Google et CrowdStrike ne sont qu'un aperçu d'un problème plus critique
La panne mondiale provoquée par CrowdStrike a mis en lumière la vulnérabilité du secteur de la cybersécurité. Une mise à jour défectueuse du logiciel Falcon Sensor de CrowdStrike a entraîné des plantages massifs d’ordinateurs Windows dans le monde entier. Microsoft a estimé à 8,5 millions le nombre de machines affectées, la panne ayant entraîné l'annulation de milliers de vols sur plusieurs jours, l'interruption du service dans certains hôpitaux, etc. L'incident souligne les problèmes majeurs de notre infrastructure informatique. D’autres entreprises du même modèle commercial pourraient également être touchées.

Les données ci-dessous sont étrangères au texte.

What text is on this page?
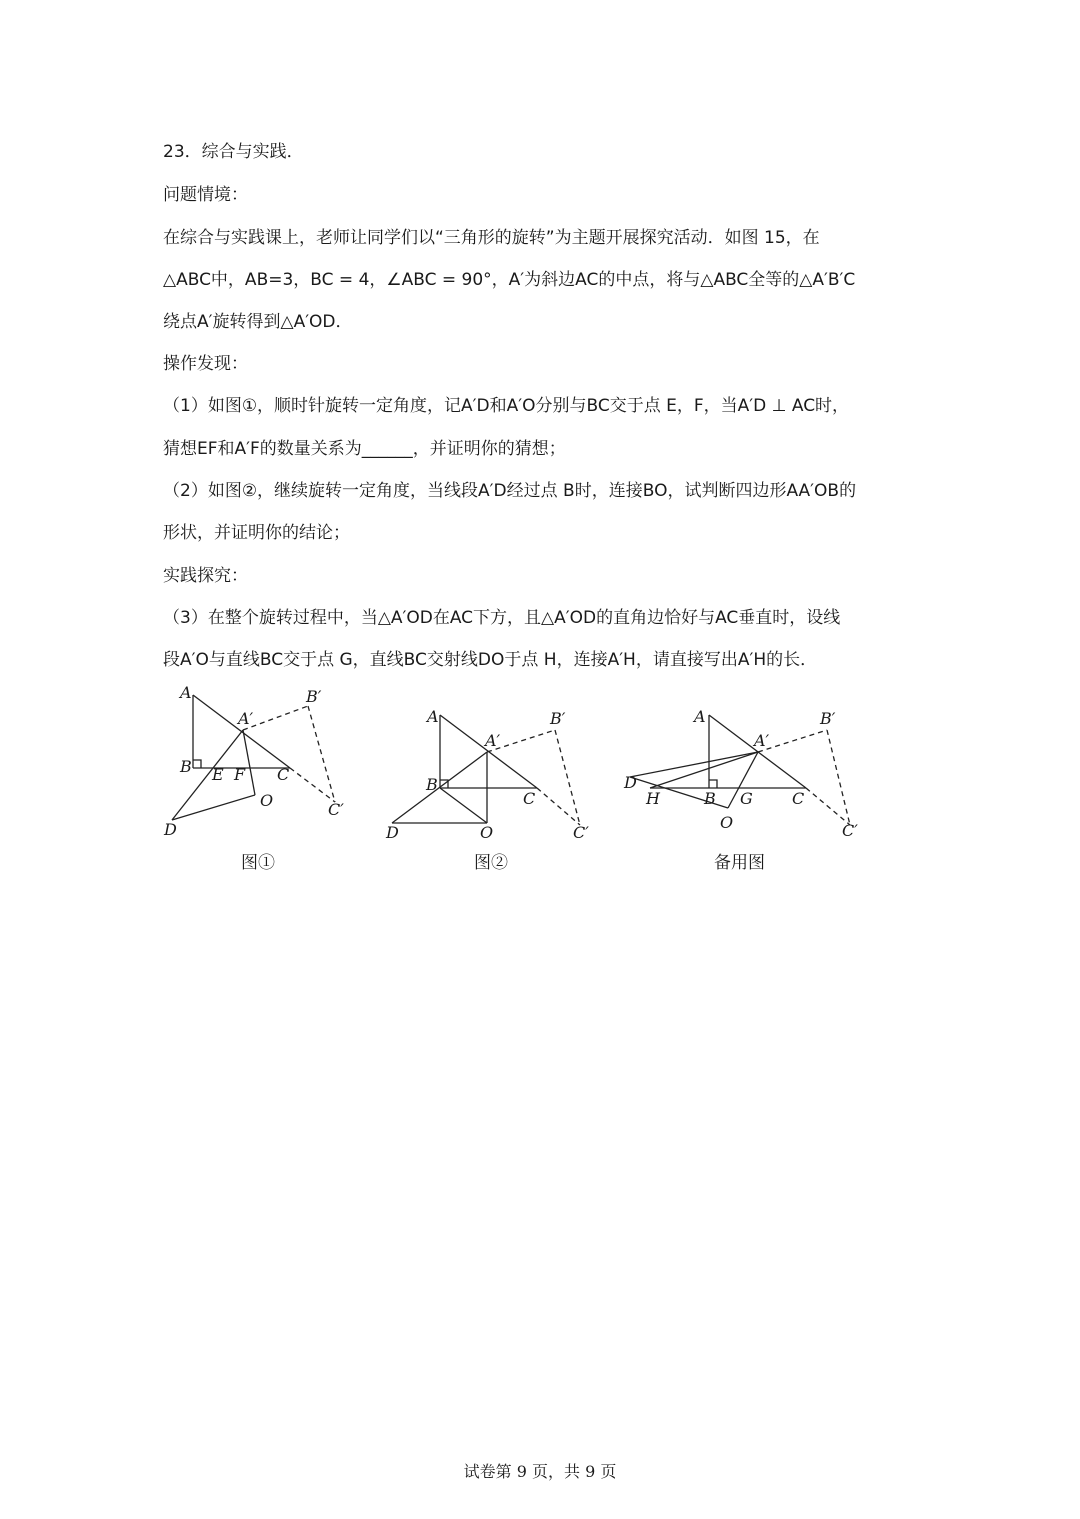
23．综合与实践．
问题情境：
在综合与实践课上，老师让同学们以“三角形的旋转”为主题开展探究活动．如图 15，在
△ABC中，AB=3，BC = 4，∠ABC = 90°，A′为斜边AC的中点，将与△ABC全等的△A′B′C
绕点A′旋转得到△A′OD．
操作发现：
（1）如图①，顺时针旋转一定角度，记A′D和A′O分别与BC交于点 E，F，当A′D ⊥ AC时，
猜想EF和A′F的数量关系为______，并证明你的猜想；
（2）如图②，继续旋转一定角度，当线段A′D经过点 B时，连接BO，试判断四边形AA′OB的
形状，并证明你的结论；
实践探究：
（3）在整个旋转过程中，当△A′OD在AC下方，且△A′OD的直角边恰好与AC垂直时，设线
段A′O与直线BC交于点 G，直线BC交射线DO于点 H，连接A′H，请直接写出A′H的长．
A
A′
B′
B E F C
O	C′
D
图①
A
A′
B′
B
C
D	O	C′
图②
A
A′
B′
D
H	B G C
O	C′
备用图
试卷第 9 页，共 9 页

Tired of clicking “Forgot password?”
— Chrome (@googlechrome) July 2, 2024
Use Google Password Manager to securely access passwords across iOS, Android and desktop. pic.twitter.com/02ERJtEpTN
Selon le site de site Web de CrowdStrike, il faut en moyenne 62 minutes à un acteur de la menace pour faire tomber votre entreprise. Pourtant, CrowdStrike, la société chargée de protéger des dizaines de milliers de clients contre les pirates informatiques, a réussi à faire tomber une grande partie des entreprises mondiales en diffusant une mise à jour défectueuse. Selon Parametrix, la panne pourrait avoir coûté aux entreprises Fortune 500 jusqu'à 5,4 milliards de dollars de revenus et de bénéfices bruts, sans compter les pertes secondaires qui peuvent être attribuées à la perte de productivité ou à l'atteinte à la réputation.
Fitch Ratings, l'une des plus grandes agences de notation américaines, a déclaré : « Cet incident met en évidence le risque croissant de points de défaillance uniques ». L'entreprise a averti que ces points de défaillance uniques sont susceptibles d'augmenter au fur et à mesure que les entreprises cherchent à se consolider pour tirer parti de l'échelle et de l'expertise, ce qui se traduit par un nombre réduit de fournisseurs détenant des parts de marché plus importantes. Selon les experts, il est important de tirer des leçons de cet incident, qui pourrait exacerber les craintes liées à la concentration dans le secteur de la cybersécurité.
SecurityScorecard indique que 15 entreprises seulement dans le monde représentent 62 % du marché des produits et services de cybersécurité. Et selon l'IDC, dans le domaine de la sécurité des terminaux modernes, qui consiste à sécuriser les PC, les ordinateurs portables et d'autres appareils, le problème est pire : trois entreprises, dont Microsoft et CrowdStrike sont de loin les plus importantes, contrôlaient la moitié du marché l'année dernière.
Le monde est aujourd'hui confronté à une prise de conscience très importante et terrifiante : de nombreuses personnes en charge de nos systèmes numériques mondiaux dépendent d'un seul fournisseur de logiciels comme point de défaillance (une estimation suggère que CrowdStrike représente 24 % du marché de la sécurité), et lorsque ce fournisseur lui-même commet une erreur, nous sommes tous amenés à en subir les conséquences.
Ironiquement, quelques heures avant la diffusion de sa mise à jour défectueuse, CrowdStrike a publié un rapport indiquant ceci : « les entreprises omettent la moitié du temps d'évaluer la sécurité des principales mises à jour des applications logicielles, car cela est compliqué, coûteux et prend du temps ». La panne gigantesque que CrowdStrike a provoquée démontre l'importance de la vérification des mises avant leur déploiement dans la nature.